Anggota HopeHelps Universitas Gajah Mada, Erica mengatakan bahwa di kampusnya sendiri, Ia pernah mendengar isu-isu kekerasan seksual.

Dan, bentuk kekerasannya pun baik secara verbal maupun fisik.

"Mungkin dari yang seperti pelecehan verbal, seperti catcalling, atau sampai ke tahap perkosaan itu ada sih, berbagai macam banget kasusnya,"ucap Erica.

Sementara, Anggota HopeHelps Universitas Udayana, Bintang mengaku pernah ada kejadian di mana salah satu dosennya pernah memanggil mahasiswanya untuk datang bimbingan ke rumahnya.

"Jadi waktu itu ada dosen pembimbing yang memanggil mahasiswanya untuk datang ke rumahnya bukan untuk bimbingan, tetapi untuk maksud dan tujuan lain, yaitu menggoda mahasiswanya,"tutur Bintang.

Dalam penanganan kasus tersebut, Kementerian Kebudayaan Riset dan Teknologi mengeluarkan Peraturan Menteri Pendidikan Kebudayaan Riset dan Teknologi/ Permendikbud Ristek Nomor 30 Tahun 2021 tentang Pencegahan dan Penanganan Kekerasan Seksual (PPKS)

Leon Alvinda Putra yang merupakan Ketua BEM UI mengaku mendukung penuh Permendikbud Ristek.

Menurut Leon, BEM UI bersama HopeHelps UI sudah bertahun-tahun memperjuangkan adanya peraturan di internal UI dalam penanganan dan pencegahan kekerasan seksual, namun sering menemui jalan buntu.

"Kita sudah membuat kajian, kita sudah melakukan audiensi namun sering menemui jalan buntu.

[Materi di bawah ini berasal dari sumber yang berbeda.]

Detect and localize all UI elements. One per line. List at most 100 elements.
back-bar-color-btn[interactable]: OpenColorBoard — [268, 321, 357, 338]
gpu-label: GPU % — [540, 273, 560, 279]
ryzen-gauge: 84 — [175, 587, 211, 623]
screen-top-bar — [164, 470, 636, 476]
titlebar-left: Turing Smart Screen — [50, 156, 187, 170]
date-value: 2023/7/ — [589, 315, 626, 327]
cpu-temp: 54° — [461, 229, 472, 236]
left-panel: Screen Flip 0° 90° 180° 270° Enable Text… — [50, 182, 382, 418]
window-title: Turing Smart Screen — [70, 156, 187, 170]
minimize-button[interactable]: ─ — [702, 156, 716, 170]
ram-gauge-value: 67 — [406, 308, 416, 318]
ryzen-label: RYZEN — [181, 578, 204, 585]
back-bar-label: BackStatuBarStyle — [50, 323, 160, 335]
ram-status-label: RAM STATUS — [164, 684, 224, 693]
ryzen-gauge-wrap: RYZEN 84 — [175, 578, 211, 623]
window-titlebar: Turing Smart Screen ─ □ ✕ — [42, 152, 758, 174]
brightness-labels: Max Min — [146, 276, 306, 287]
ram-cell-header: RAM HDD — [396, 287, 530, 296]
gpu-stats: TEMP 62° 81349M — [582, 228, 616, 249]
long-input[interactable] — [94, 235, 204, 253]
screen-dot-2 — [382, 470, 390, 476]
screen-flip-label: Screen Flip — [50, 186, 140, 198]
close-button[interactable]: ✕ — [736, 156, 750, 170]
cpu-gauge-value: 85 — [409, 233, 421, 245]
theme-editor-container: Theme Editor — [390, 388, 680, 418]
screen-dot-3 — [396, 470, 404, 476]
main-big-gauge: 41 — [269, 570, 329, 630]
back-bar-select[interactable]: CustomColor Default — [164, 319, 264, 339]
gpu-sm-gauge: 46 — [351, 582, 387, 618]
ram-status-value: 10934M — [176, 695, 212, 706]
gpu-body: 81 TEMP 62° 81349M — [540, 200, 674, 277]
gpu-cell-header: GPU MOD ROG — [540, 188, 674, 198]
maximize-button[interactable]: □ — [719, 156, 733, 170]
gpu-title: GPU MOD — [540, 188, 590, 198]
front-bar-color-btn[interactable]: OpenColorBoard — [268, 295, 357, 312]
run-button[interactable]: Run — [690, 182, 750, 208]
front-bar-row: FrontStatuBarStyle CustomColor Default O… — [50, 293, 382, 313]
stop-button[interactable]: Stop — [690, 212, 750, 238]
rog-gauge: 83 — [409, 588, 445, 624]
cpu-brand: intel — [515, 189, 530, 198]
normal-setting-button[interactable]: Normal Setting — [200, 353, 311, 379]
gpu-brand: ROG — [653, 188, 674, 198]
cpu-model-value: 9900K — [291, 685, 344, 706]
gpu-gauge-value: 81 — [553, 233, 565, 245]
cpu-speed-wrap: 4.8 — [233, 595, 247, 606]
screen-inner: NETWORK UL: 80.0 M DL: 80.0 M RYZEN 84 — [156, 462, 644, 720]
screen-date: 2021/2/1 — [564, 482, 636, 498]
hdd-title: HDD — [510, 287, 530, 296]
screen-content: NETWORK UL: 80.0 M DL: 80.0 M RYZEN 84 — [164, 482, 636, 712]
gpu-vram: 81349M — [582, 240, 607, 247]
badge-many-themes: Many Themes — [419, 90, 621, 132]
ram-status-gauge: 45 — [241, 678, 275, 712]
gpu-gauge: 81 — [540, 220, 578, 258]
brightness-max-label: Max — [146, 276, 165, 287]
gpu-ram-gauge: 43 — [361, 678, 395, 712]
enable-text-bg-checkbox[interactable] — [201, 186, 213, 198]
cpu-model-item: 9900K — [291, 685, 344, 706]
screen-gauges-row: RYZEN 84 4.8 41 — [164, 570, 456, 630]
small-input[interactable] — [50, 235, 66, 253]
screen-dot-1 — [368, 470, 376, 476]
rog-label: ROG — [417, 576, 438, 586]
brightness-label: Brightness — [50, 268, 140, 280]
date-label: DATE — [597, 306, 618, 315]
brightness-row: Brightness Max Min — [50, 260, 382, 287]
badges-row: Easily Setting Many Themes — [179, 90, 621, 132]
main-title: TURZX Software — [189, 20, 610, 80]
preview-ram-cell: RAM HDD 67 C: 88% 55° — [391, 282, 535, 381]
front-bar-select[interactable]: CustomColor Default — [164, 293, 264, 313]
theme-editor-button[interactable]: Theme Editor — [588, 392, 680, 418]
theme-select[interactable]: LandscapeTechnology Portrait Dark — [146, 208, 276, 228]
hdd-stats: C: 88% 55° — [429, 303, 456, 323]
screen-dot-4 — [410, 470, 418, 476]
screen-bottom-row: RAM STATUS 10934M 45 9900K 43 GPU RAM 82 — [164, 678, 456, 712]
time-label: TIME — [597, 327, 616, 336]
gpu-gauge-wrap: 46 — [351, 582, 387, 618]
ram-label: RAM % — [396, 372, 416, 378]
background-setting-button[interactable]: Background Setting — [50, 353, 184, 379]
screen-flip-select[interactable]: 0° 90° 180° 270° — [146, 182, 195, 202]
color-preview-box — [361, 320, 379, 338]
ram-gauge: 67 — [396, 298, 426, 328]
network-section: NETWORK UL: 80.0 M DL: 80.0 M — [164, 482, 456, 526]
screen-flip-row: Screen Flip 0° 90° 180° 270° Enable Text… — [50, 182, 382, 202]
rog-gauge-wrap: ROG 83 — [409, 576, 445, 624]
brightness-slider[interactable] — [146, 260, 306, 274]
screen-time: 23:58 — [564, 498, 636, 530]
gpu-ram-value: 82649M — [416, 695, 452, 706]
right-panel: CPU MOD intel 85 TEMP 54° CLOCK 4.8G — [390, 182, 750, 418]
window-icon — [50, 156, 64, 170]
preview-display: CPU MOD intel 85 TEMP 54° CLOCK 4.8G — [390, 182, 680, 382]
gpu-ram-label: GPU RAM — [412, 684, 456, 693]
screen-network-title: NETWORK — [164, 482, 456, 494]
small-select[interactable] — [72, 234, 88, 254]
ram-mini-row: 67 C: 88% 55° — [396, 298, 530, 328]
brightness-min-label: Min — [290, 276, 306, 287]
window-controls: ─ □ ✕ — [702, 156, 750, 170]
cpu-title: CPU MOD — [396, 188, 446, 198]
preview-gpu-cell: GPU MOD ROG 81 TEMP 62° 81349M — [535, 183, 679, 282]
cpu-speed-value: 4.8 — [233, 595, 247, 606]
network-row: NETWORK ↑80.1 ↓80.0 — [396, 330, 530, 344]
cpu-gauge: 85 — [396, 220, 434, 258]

Karena banyak sekali faktor-faktor misalnya tadi, terkait dengan nama baik kampus, yang justru memutuskan kasusnya misalnya dihentikan atau tidak dilanjuti. Kemudian kekosongan hukum tidak jelas, yang menyebabkan birokrasinya gak jelas," kata Leon dikutip dari kanal YouTube Najwa Shihab, Kamis (11/11/2021).

Gabrielle Sarasvati yang merupakan Direktur Lokal HopeHelps UNPAR juga setuju dengan adanya Permendikbud Ristek Nomor 30 Tahun 2021 itu.

Gabrielle Sarasvati mengatakan bahwa peraturan tersebut sangat penting bagi mahasiswa dalam menciptakan tempat aman bagi mahasiswa dalam belajar dan juga menimba ilmu.

Ia melihat jika di UNPAR sendiri ada korban pelecehan seksual, namun tidak melapor lantaran takut kembali dikorbankan ketika melapor.

Sementara, Voppi Rosea Bulki selaku Vice Mayor Komahi Universitas Riau sangat berterima kasih pada menteri Nadiem Makarim yang telah menerbitkan Permendikbud Ristek selang beberapa waktu terjadinya pelecehan seksual di kampusnya.

Bahkan Voppi Rosea menyampaikan bahwa sejak awal masuk kuliah di Universitas Riau, ia sudah mendengar desas desus terkait pelecehan seksual.